Les fantômes du Père Lachaise

Banniere

 

3DVF : Le court ayant deux réalisateurs, comment se passe le travail avec les équipes de Chez Eddy ? Est-ce que vous vous relayez ? Quelle est votre méthode de travail ?

Guillaume Rio, réalisateur : On n’a pas pu être dans le studio en permanence, mais on a évidemment essayé d’être très présents. Pour le reste je pense que l’on a su parler d’une seule voix, d’un seul avis, on s’entend suffisamment bien pour ça !

3DVF : Pour revenir sur le scénario, qu’est-ce qui a présidé au choix du personnage principal, la petite fille ? Dans l’animation occidentale, on a tendance à éviter les personnages principaux féminins, perçus comme peu vendeurs : on le voit avec Pixar qui a attendu son 13e film (Rebelle) avant de mettre en avant une femme…

– G.R. : En fait on a opté pour une jeune fille fraîche et fragile pour créer une opposition avec les grands gaillards du cimetière, tous adultes et un peu effrayants, qui ont tous une grande envergure : pour le long, ce sont majoritairement des célébrités masculines que l’on a en tête.
Pour le futur film l’idée serait sans doute aussi de lui associer un petit frère ou un jeune garçon, car effectivement avoir un petit garçon a du sens. Disons qu’il est envisagé, mais pas encore défini.
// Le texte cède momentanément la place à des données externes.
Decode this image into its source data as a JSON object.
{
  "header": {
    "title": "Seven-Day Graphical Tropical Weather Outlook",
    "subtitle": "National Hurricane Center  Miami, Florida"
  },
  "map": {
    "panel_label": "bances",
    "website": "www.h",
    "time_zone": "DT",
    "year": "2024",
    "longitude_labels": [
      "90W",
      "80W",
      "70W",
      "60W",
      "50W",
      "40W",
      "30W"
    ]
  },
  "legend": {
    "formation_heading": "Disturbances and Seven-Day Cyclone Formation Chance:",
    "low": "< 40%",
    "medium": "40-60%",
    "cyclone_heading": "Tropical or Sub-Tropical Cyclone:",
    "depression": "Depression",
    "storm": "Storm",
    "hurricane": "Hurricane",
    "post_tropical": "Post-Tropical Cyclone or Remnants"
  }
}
3DVF : Pour le long, le but sera-t-il aussi de développer l’univers de la fillette dans son quotidien, ses relations familiales par exemple ?

– G.R. : C’est une petite fille d’aujourd’hui, avec son portable, sa vie, ses cours à l’école (même si on ne verra pas forcément cette partie-là), des amis, sa mère… Mais pas de père.
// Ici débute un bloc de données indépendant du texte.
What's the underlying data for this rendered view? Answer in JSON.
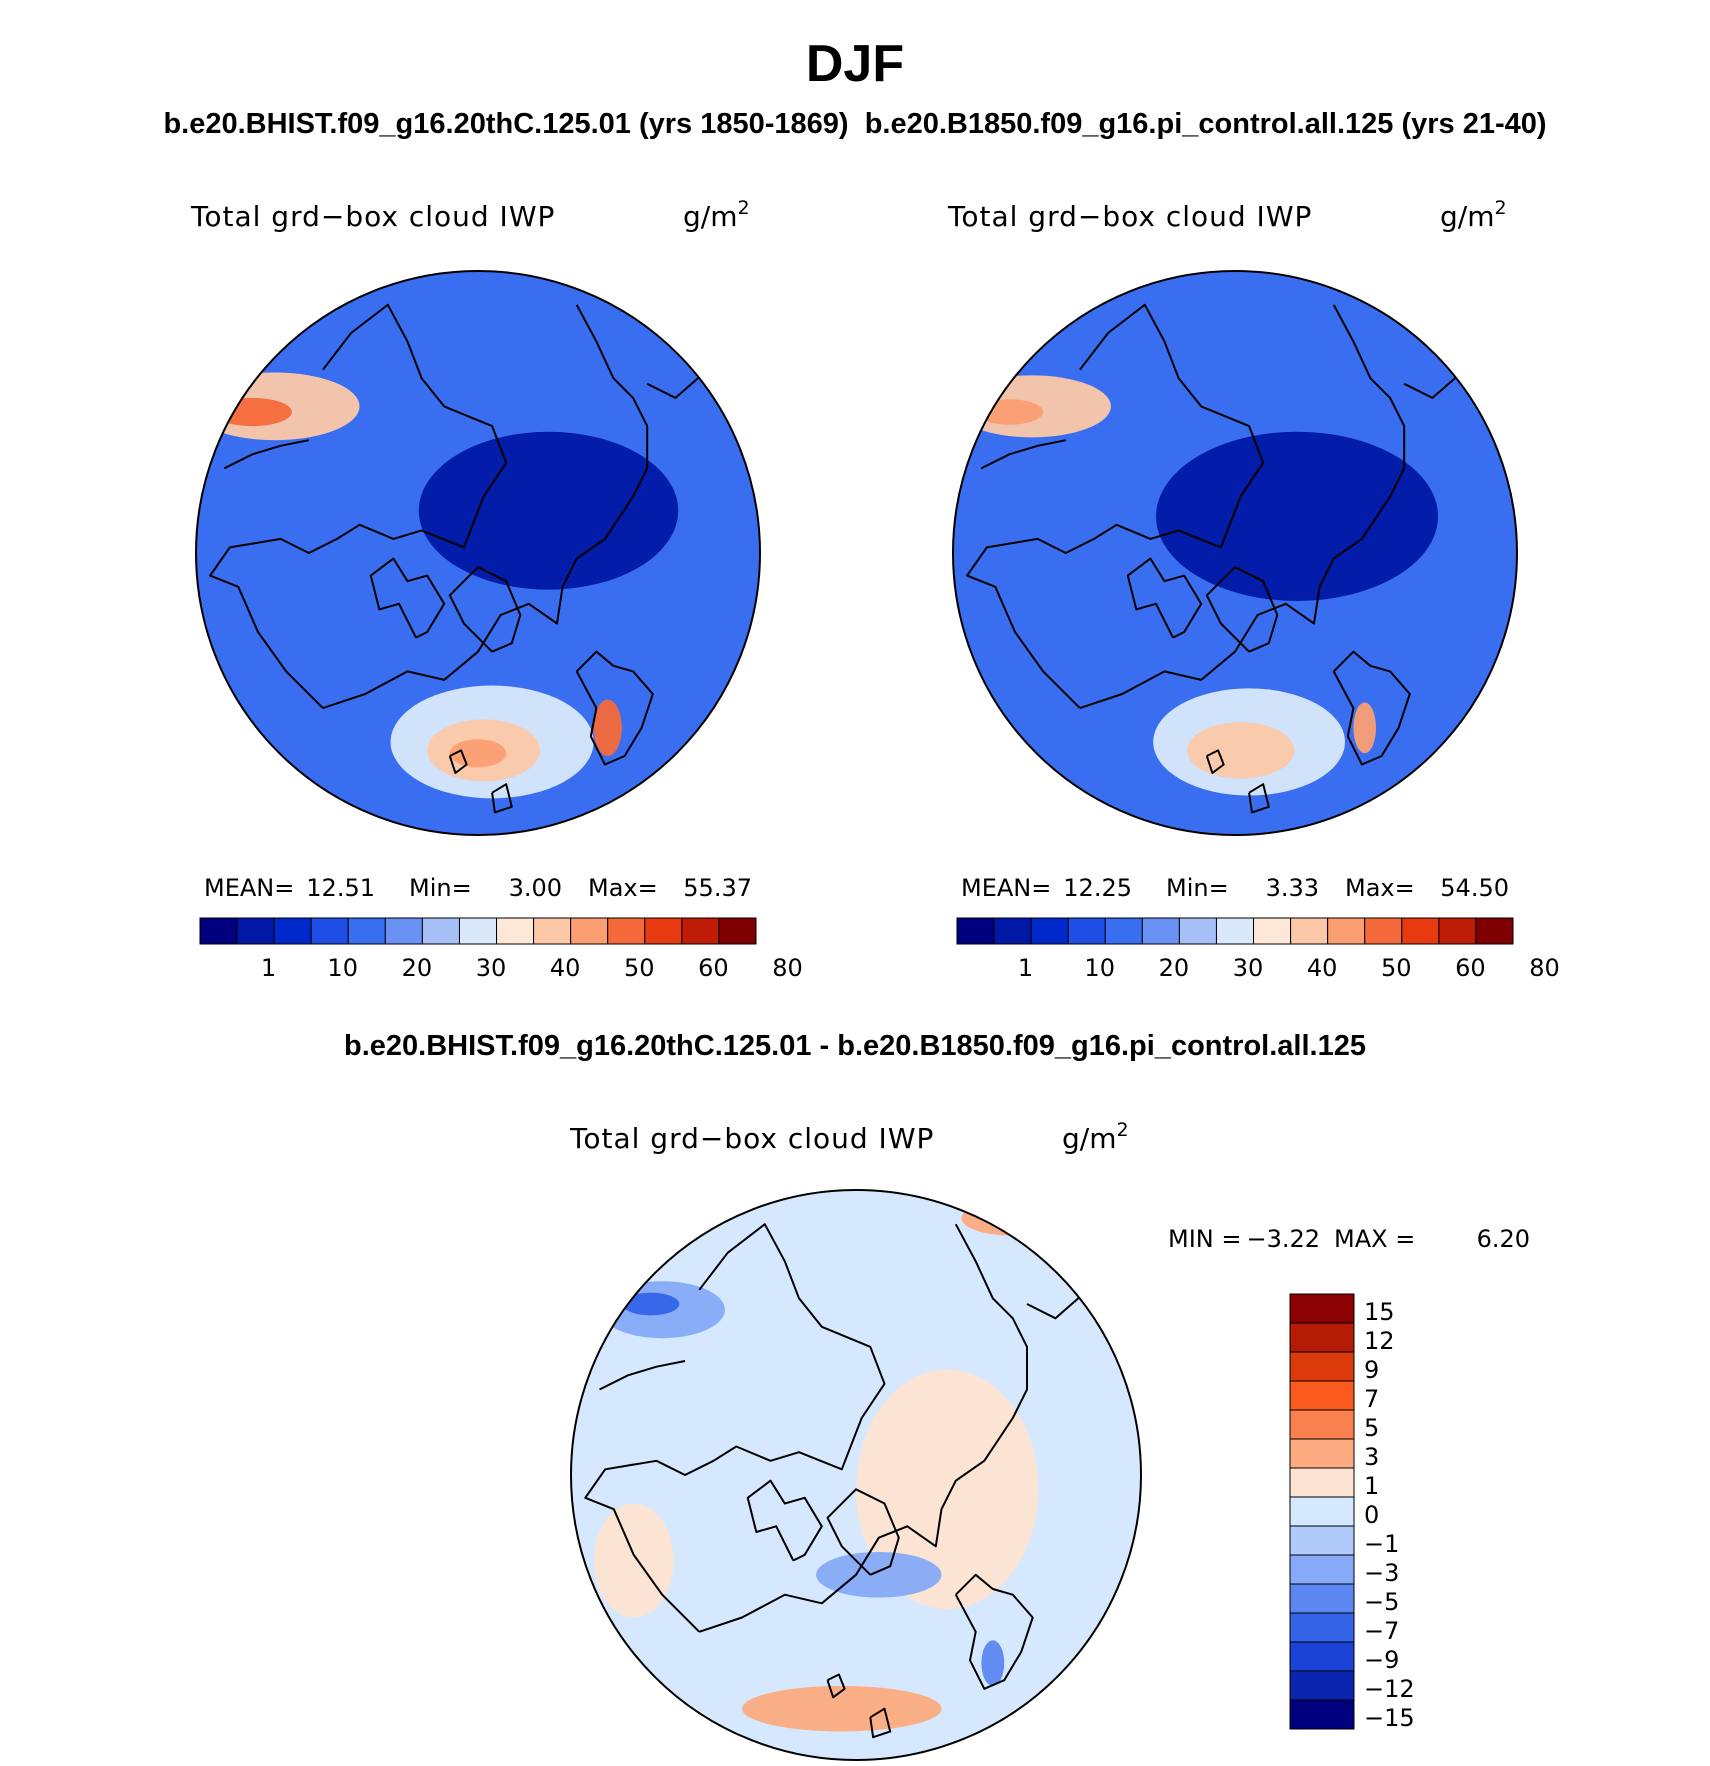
{
  "page": {
    "title": "DJF",
    "case_header_left": "b.e20.BHIST.f09_g16.20thC.125.01 (yrs 1850-1869)",
    "case_header_right": "b.e20.B1850.f09_g16.pi_control.all.125 (yrs 21-40)",
    "diff_header": "b.e20.BHIST.f09_g16.20thC.125.01 - b.e20.B1850.f09_g16.pi_control.all.125"
  },
  "chart_data": [
    {
      "type": "heatmap",
      "projection": "north-polar-stereographic",
      "title": "Total grd−box cloud IWP",
      "units_base": "g/m",
      "units_exp": "2",
      "stats": {
        "mean_label": "MEAN=",
        "mean": "12.51",
        "min_label": "Min=",
        "min": "3.00",
        "max_label": "Max=",
        "max": "55.37"
      },
      "colorbar": {
        "orientation": "horizontal",
        "levels": [
          "1",
          "10",
          "20",
          "30",
          "40",
          "50",
          "60",
          "80"
        ],
        "colors": [
          "#00007f",
          "#0018a5",
          "#0029cc",
          "#1e4ee6",
          "#3a6ef0",
          "#6a92f5",
          "#a6c0f7",
          "#d9e8fb",
          "#fde8d8",
          "#fcc8a8",
          "#fb9e72",
          "#f56a3a",
          "#e73a10",
          "#be1c05",
          "#7f0000"
        ]
      },
      "features": [
        {
          "name": "pacific-low",
          "cx": -0.72,
          "cy": -0.52,
          "rx": 0.3,
          "ry": 0.12,
          "level": 9
        },
        {
          "name": "pacific-core",
          "cx": -0.8,
          "cy": -0.5,
          "rx": 0.14,
          "ry": 0.05,
          "level": 11
        },
        {
          "name": "atlantic-storm-track",
          "cx": 0.05,
          "cy": 0.67,
          "rx": 0.36,
          "ry": 0.2,
          "level": 7
        },
        {
          "name": "atlantic-core",
          "cx": 0.02,
          "cy": 0.7,
          "rx": 0.2,
          "ry": 0.11,
          "level": 9
        },
        {
          "name": "atlantic-peak",
          "cx": 0.0,
          "cy": 0.71,
          "rx": 0.1,
          "ry": 0.05,
          "level": 10
        },
        {
          "name": "norway-coast",
          "cx": 0.46,
          "cy": 0.62,
          "rx": 0.05,
          "ry": 0.1,
          "level": 11
        },
        {
          "name": "arctic-minimum",
          "cx": 0.25,
          "cy": -0.15,
          "rx": 0.46,
          "ry": 0.28,
          "level": 1
        }
      ]
    },
    {
      "type": "heatmap",
      "projection": "north-polar-stereographic",
      "title": "Total grd−box cloud IWP",
      "units_base": "g/m",
      "units_exp": "2",
      "stats": {
        "mean_label": "MEAN=",
        "mean": "12.25",
        "min_label": "Min=",
        "min": "3.33",
        "max_label": "Max=",
        "max": "54.50"
      },
      "colorbar": {
        "orientation": "horizontal",
        "levels": [
          "1",
          "10",
          "20",
          "30",
          "40",
          "50",
          "60",
          "80"
        ],
        "colors": [
          "#00007f",
          "#0018a5",
          "#0029cc",
          "#1e4ee6",
          "#3a6ef0",
          "#6a92f5",
          "#a6c0f7",
          "#d9e8fb",
          "#fde8d8",
          "#fcc8a8",
          "#fb9e72",
          "#f56a3a",
          "#e73a10",
          "#be1c05",
          "#7f0000"
        ]
      },
      "features": [
        {
          "name": "pacific-low",
          "cx": -0.72,
          "cy": -0.52,
          "rx": 0.28,
          "ry": 0.11,
          "level": 9
        },
        {
          "name": "pacific-core",
          "cx": -0.8,
          "cy": -0.5,
          "rx": 0.12,
          "ry": 0.045,
          "level": 10
        },
        {
          "name": "atlantic-storm-track",
          "cx": 0.05,
          "cy": 0.67,
          "rx": 0.34,
          "ry": 0.19,
          "level": 7
        },
        {
          "name": "atlantic-core",
          "cx": 0.02,
          "cy": 0.7,
          "rx": 0.19,
          "ry": 0.1,
          "level": 9
        },
        {
          "name": "norway-coast",
          "cx": 0.46,
          "cy": 0.62,
          "rx": 0.04,
          "ry": 0.09,
          "level": 10
        },
        {
          "name": "arctic-minimum",
          "cx": 0.22,
          "cy": -0.13,
          "rx": 0.5,
          "ry": 0.3,
          "level": 1
        }
      ]
    },
    {
      "type": "heatmap",
      "projection": "north-polar-stereographic",
      "title": "Total grd−box cloud IWP",
      "units_base": "g/m",
      "units_exp": "2",
      "stats": {
        "min_label": "MIN =",
        "min": "−3.22",
        "max_label": "MAX =",
        "max": "6.20"
      },
      "colorbar": {
        "orientation": "vertical",
        "levels": [
          "15",
          "12",
          "9",
          "7",
          "5",
          "3",
          "1",
          "0",
          "−1",
          "−3",
          "−5",
          "−7",
          "−9",
          "−12",
          "−15"
        ],
        "colors": [
          "#8b0000",
          "#b51c05",
          "#dc3a0a",
          "#fa5a1e",
          "#fb8050",
          "#fcab80",
          "#fde4d2",
          "#d6e8fd",
          "#b0cafb",
          "#86aaf7",
          "#5c87f0",
          "#3563e8",
          "#1a43d6",
          "#0a24b0",
          "#00007f"
        ]
      },
      "features": [
        {
          "name": "pacific-increase",
          "cx": -0.68,
          "cy": -0.58,
          "rx": 0.22,
          "ry": 0.1,
          "level": 9
        },
        {
          "name": "pacific-core",
          "cx": -0.72,
          "cy": -0.6,
          "rx": 0.1,
          "ry": 0.04,
          "level": 11
        },
        {
          "name": "bering-decrease",
          "cx": 0.55,
          "cy": -0.9,
          "rx": 0.18,
          "ry": 0.06,
          "level": 5
        },
        {
          "name": "arctic-decrease",
          "cx": 0.32,
          "cy": 0.05,
          "rx": 0.32,
          "ry": 0.42,
          "level": 6
        },
        {
          "name": "baffin-increase",
          "cx": 0.08,
          "cy": 0.35,
          "rx": 0.22,
          "ry": 0.08,
          "level": 9
        },
        {
          "name": "atlantic-decrease",
          "cx": -0.05,
          "cy": 0.82,
          "rx": 0.35,
          "ry": 0.08,
          "level": 5
        },
        {
          "name": "norway-increase",
          "cx": 0.48,
          "cy": 0.66,
          "rx": 0.04,
          "ry": 0.08,
          "level": 10
        },
        {
          "name": "siberia-decrease",
          "cx": -0.78,
          "cy": 0.3,
          "rx": 0.14,
          "ry": 0.2,
          "level": 6
        }
      ]
    }
  ]
}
3DVF : Pas de père, mais des morts masculins… Faut-il y voir des pères de substitution ?

– G.R. : Tout à fait, il vont l’aider à résoudre ses problèmes existentiels…

3DVF : Quelle a été l’influence des réalisateurs sur les choix artistiques ? Dans quelle mesure avez-vous délégué ou impacté les décisions et orientations prises ?
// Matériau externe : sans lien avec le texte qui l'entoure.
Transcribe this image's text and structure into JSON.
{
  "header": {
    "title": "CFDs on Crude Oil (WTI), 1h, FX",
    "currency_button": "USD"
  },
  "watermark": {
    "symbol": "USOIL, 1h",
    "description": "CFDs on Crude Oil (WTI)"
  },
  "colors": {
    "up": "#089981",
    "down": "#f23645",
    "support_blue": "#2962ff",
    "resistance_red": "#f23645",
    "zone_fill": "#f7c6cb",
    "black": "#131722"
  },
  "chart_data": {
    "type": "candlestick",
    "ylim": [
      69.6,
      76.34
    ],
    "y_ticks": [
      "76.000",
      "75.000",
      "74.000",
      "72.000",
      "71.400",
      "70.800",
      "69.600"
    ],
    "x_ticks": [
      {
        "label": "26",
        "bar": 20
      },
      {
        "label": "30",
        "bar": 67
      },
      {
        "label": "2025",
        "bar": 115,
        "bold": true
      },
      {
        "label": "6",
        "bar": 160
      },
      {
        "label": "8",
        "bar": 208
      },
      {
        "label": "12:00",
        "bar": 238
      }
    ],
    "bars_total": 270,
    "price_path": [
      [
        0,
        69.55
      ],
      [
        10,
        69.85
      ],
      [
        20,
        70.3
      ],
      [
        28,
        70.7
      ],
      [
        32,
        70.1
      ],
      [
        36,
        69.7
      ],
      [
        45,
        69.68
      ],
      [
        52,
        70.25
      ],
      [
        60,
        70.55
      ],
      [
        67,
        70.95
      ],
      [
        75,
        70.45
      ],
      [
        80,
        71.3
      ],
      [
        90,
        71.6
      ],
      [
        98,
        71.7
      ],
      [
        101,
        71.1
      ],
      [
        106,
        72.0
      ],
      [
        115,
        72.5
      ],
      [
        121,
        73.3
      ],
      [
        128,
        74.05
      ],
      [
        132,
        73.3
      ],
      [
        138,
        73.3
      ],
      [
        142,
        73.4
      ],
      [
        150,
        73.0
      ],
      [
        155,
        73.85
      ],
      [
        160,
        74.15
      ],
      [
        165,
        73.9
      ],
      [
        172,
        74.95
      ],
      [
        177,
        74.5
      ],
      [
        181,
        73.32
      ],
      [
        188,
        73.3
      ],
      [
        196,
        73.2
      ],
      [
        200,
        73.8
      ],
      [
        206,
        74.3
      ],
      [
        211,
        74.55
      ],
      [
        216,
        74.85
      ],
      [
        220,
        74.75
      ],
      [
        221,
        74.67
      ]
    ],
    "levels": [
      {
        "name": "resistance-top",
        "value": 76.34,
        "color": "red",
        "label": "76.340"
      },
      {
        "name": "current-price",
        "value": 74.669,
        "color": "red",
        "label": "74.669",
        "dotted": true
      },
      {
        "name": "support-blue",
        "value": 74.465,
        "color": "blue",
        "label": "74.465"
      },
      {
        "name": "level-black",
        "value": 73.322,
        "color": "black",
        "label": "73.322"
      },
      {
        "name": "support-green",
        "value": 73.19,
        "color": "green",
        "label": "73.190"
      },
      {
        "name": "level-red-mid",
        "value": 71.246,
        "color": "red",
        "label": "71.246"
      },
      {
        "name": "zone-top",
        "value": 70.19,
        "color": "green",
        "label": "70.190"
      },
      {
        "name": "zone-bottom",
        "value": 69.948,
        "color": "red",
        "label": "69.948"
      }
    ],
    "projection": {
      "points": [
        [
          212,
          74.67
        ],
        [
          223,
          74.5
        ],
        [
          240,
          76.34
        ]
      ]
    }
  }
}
G.R. : On a beaucoup travaillé avec les designers pour les décors et les personnages, les recherches de lumière et ambiance. Pour la partie 3D on a entièrement fait confiance au talent de l’équipe de Chez Eddy.

Cimetière

 

Cimetière
Clairière

 

 

Direction artistique

Nous avons ensuite focalisé l’interview sur les choix artistiques, en compagnie des intervenants précédents et de Jérôme Calvet, directeur artistique du projet et directeur associé de Chez Eddy.

3DVF : Jérôme Calvet, Coline Six, quelle a été votre implication dans le projet ?

– Jérôme Calvet : J’ai supervisé toute la fabrication du pilote, j’ai pris part au layout, je me suis chargé des caméras, j’ai ensuite dirigé les animateurs, la mise en place des particules et j’ai travaillé en étroite collaboration avec Jean-Charles Kerninon le superviseur du rendu.

– Coline Six, directrice despost-production au sein de Chez Eddy : Pour ma part, j’ai travaillé à la mise en place des équipes 3D, du planning et du bon déroulé de la production en étroite collaboration avec Steven Ligot [coordinateur de production sur le projet, NDRL].
 

3DVF : L’univers graphique est assez chargé en couleurs : même si le lieu est a priori morbide, puisqu’il s’agit d’un cimetière, le résultat final n’évoque finalement pas trop la mort. Était-ce une volonté délibérée ?

– J.C. : Tout à fait, c’était même une contrainte. Il fallait à tout prix éviter le morbide. Les réalisateurs ont d’ailleurs eu la bonne idée de rajouter les lucioles, ce qui réchauffe l’atmosphère.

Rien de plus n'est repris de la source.